Two large defense industrial contractors are at the center of this growth. General Dynamics (GD 0.81%) and Lockheed Martin (LMT 2.11%) both have signed contracts with the U.S. Department of Defense to produce over 50 ships of varying classes. Many of these contracts go beyond 2020, which suggests to investors that General Dynamics and Lockheed are very attractive and stable.
The primary ships being built are the Littoral Combat Ship, or LCS, and the Joint High Speed Vessel, or JHSV. Lockheed and General Dynamics are prime for much of the LCS program. The Navy has plans to contract 52 LCS by 2026. Current Pentagon budget projections are limiting the Navy to 32 LCS. The total cost for the program is estimated at $32 billion.
The Navy plans on purchasing 24 LCS by the end of fiscal year 2015. The next allotment of ships is planned to be purchased in 2016. Investors should note that given the political nature of defense budgets, fluctuations are to be expected.
According to a recent Navy Times article, sea trials have been favorable for the JHSV. The Navy plans on purchasing 10 ships at an estimated cost of $1.6 billion.
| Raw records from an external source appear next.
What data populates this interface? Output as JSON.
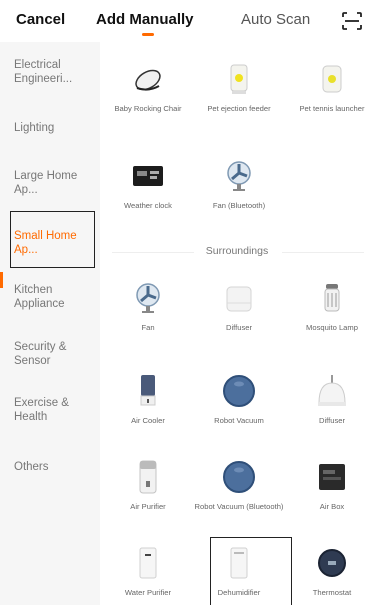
{
  "header": {
    "cancel_label": "Cancel",
    "tabs": [
      {
        "label": "Add Manually",
        "active": true
      },
      {
        "label": "Auto Scan",
        "active": false
      }
    ],
    "scan_icon": "scan-frame-icon",
    "accent_color": "#ff6a00"
  },
  "sidebar": {
    "items": [
      {
        "label": "Electrical Engineeri...",
        "selected": false
      },
      {
        "label": "Lighting",
        "selected": false
      },
      {
        "label": "Large Home Ap...",
        "selected": false
      },
      {
        "label": "Small Home Ap...",
        "selected": true
      },
      {
        "label": "Kitchen Appliance",
        "selected": false
      },
      {
        "label": "Security & Sensor",
        "selected": false
      },
      {
        "label": "Exercise & Health",
        "selected": false
      },
      {
        "label": "Others",
        "selected": false
      }
    ]
  },
  "top_devices": [
    {
      "label": "Baby Rocking Chair",
      "icon": "rocking-chair-icon"
    },
    {
      "label": "Pet ejection feeder",
      "icon": "pet-feeder-icon"
    },
    {
      "label": "Pet tennis launcher",
      "icon": "tennis-launcher-icon"
    },
    {
      "label": "Weather clock",
      "icon": "weather-clock-icon"
    },
    {
      "label": "Fan (Bluetooth)",
      "icon": "fan-icon"
    }
  ],
  "section": {
    "title": "Surroundings"
  },
  "surroundings_devices": [
    {
      "label": "Fan",
      "icon": "fan-icon"
    },
    {
      "label": "Diffuser",
      "icon": "diffuser-icon"
    },
    {
      "label": "Mosquito Lamp",
      "icon": "mosquito-lamp-icon"
    },
    {
      "label": "Air Cooler",
      "icon": "air-cooler-icon"
    },
    {
      "label": "Robot Vacuum",
      "icon": "robot-vacuum-icon"
    },
    {
      "label": "Diffuser",
      "icon": "diffuser-icon"
    },
    {
      "label": "Air Purifier",
      "icon": "air-purifier-icon"
    },
    {
      "label": "Robot Vacuum (Bluetooth)",
      "icon": "robot-vacuum-icon"
    },
    {
      "label": "Air Box",
      "icon": "air-box-icon"
    },
    {
      "label": "Water Purifier",
      "icon": "water-purifier-icon"
    },
    {
      "label": "Dehumidifier",
      "icon": "dehumidifier-icon",
      "highlighted": true
    },
    {
      "label": "Thermostat",
      "icon": "thermostat-icon"
    }
  ]
}
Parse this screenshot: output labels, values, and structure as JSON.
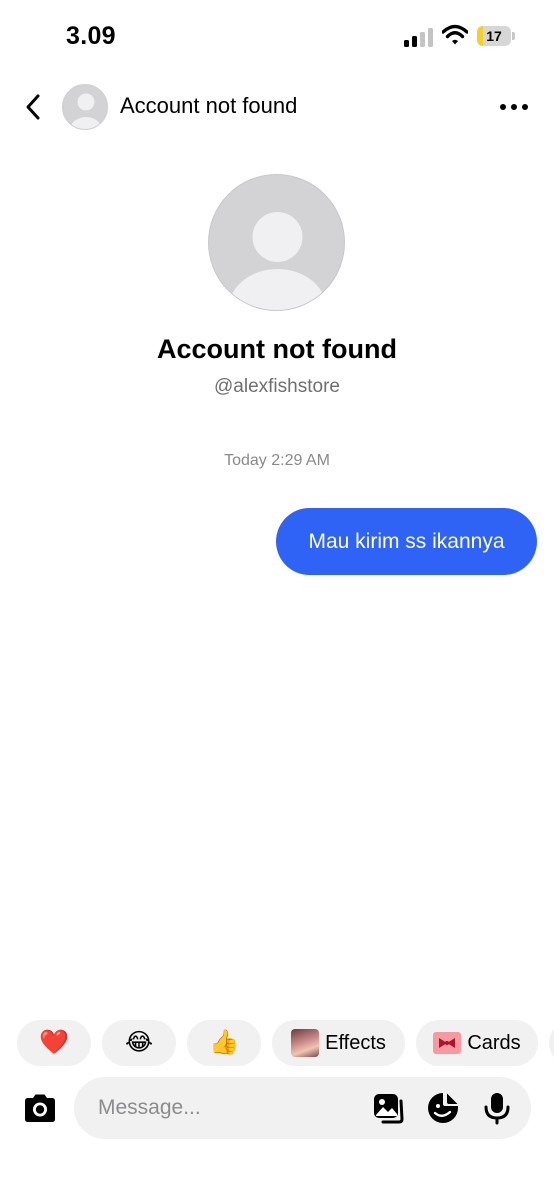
{
  "status_bar": {
    "time": "3.09",
    "battery_level": "17",
    "battery_fraction": 0.17,
    "battery_color": "#f5cf2a",
    "icons": [
      "signal-icon",
      "wifi-icon",
      "battery-icon"
    ]
  },
  "header": {
    "title": "Account not found",
    "back_icon": "chevron-left-icon",
    "more_icon": "more-horizontal-icon"
  },
  "profile": {
    "name": "Account not found",
    "handle": "@alexfishstore"
  },
  "conversation": {
    "timestamp": "Today 2:29 AM",
    "messages": [
      {
        "text": "Mau kirim ss ikannya",
        "sender": "self",
        "bubble_color": "#2f63f5"
      }
    ]
  },
  "quick_reactions": [
    {
      "emoji": "❤️",
      "name": "heart"
    },
    {
      "emoji": "😂",
      "name": "laughing"
    },
    {
      "emoji": "👍",
      "name": "thumbs-up"
    }
  ],
  "quick_actions": {
    "effects_label": "Effects",
    "cards_label": "Cards"
  },
  "composer": {
    "placeholder": "Message...",
    "icons": [
      "camera-icon",
      "image-icon",
      "sticker-icon",
      "microphone-icon"
    ]
  }
}
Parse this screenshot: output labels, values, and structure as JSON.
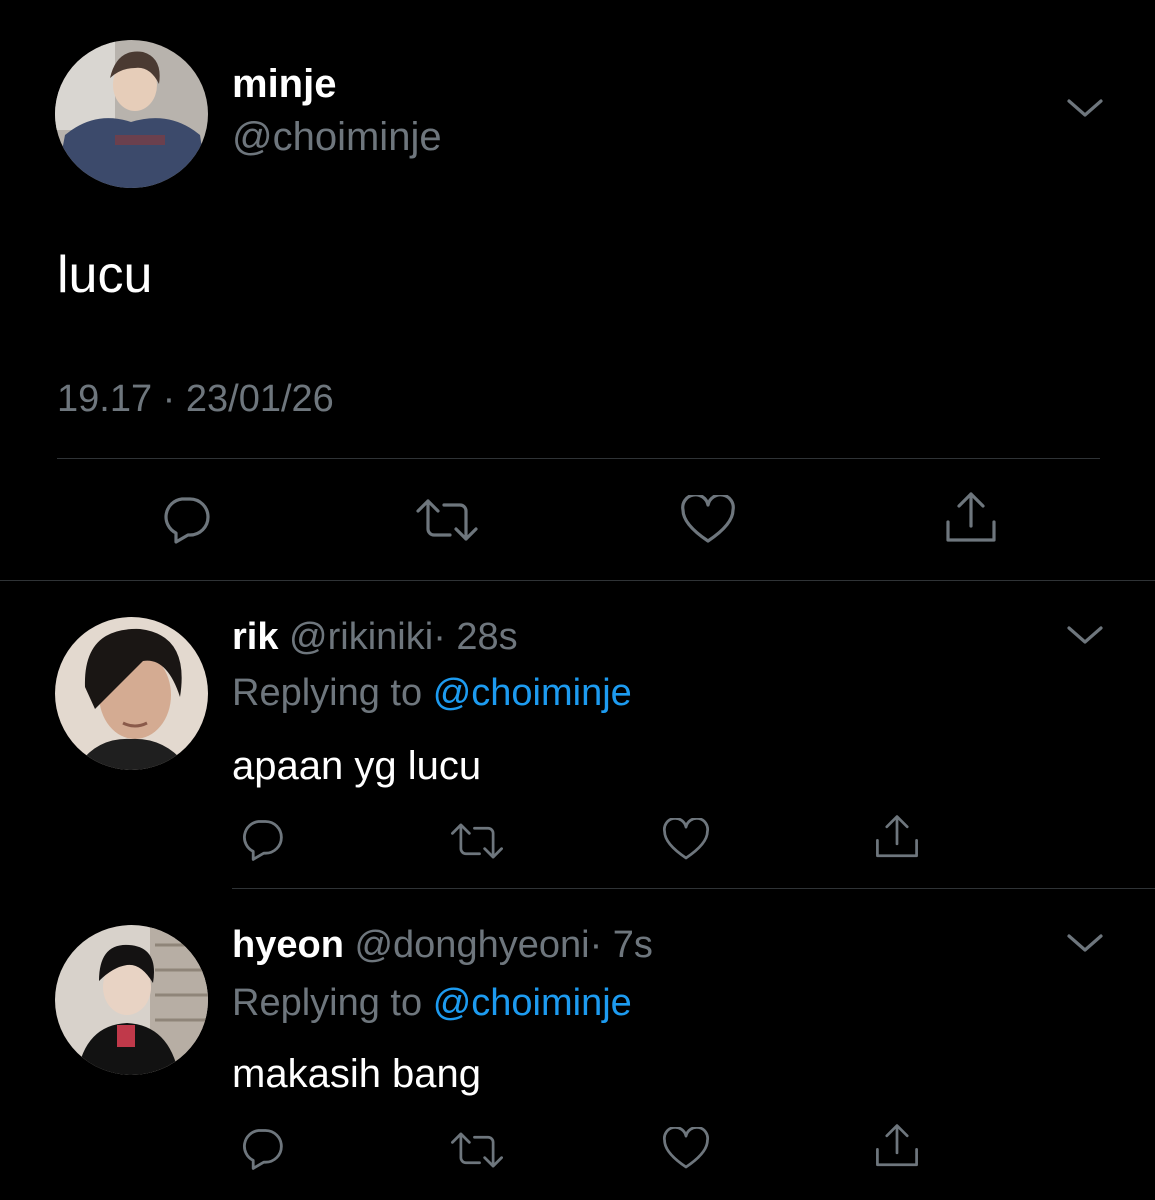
{
  "main_tweet": {
    "display_name": "minje",
    "handle": "@choiminje",
    "text": "lucu",
    "timestamp": "19.17 · 23/01/26",
    "avatar_icon": "user-avatar-photo"
  },
  "replies": [
    {
      "display_name": "rik",
      "handle": "@rikiniki",
      "time": "· 28s",
      "replying_label": "Replying to",
      "replying_handle": "@choiminje",
      "text": "apaan yg lucu"
    },
    {
      "display_name": "hyeon",
      "handle": "@donghyeoni",
      "time": "· 7s",
      "replying_label": "Replying to",
      "replying_handle": "@choiminje",
      "text": "makasih bang"
    }
  ],
  "icons": [
    "chevron-down-icon",
    "reply-icon",
    "retweet-icon",
    "like-icon",
    "share-icon"
  ],
  "colors": {
    "background": "#000000",
    "text": "#ffffff",
    "muted": "#6e767d",
    "link": "#1d9bf0",
    "divider": "#2f3336"
  }
}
The JHSV is being built primarily in the Austal USA (AUTLY) shipyards located in Mobile, Ala. Austal is a shipbuilder that specializes in the building of high-speed ships for both commercial and defense applications using revolutionary designs.
Investors take note
Investing in the defense industry can be risky. One strategy to mitigate that risk is to invest in large capital projects that play a crucial role in the service's direct strategy. The Navy needs ships, and therefore shipbuilding will be done. The recent Navy 30-year plan proposes a robust building program.
The Navy is modernizing through a concerted building program, and it looks as though both the LCS and the JHVS will play large roles in naval strategy. The robust building program of China's Navy will also serve as a partial budget justification for the Navy to continue purchasing ships. Long-term-capital projects often provide a steady return on investment, especially when there is budget justification.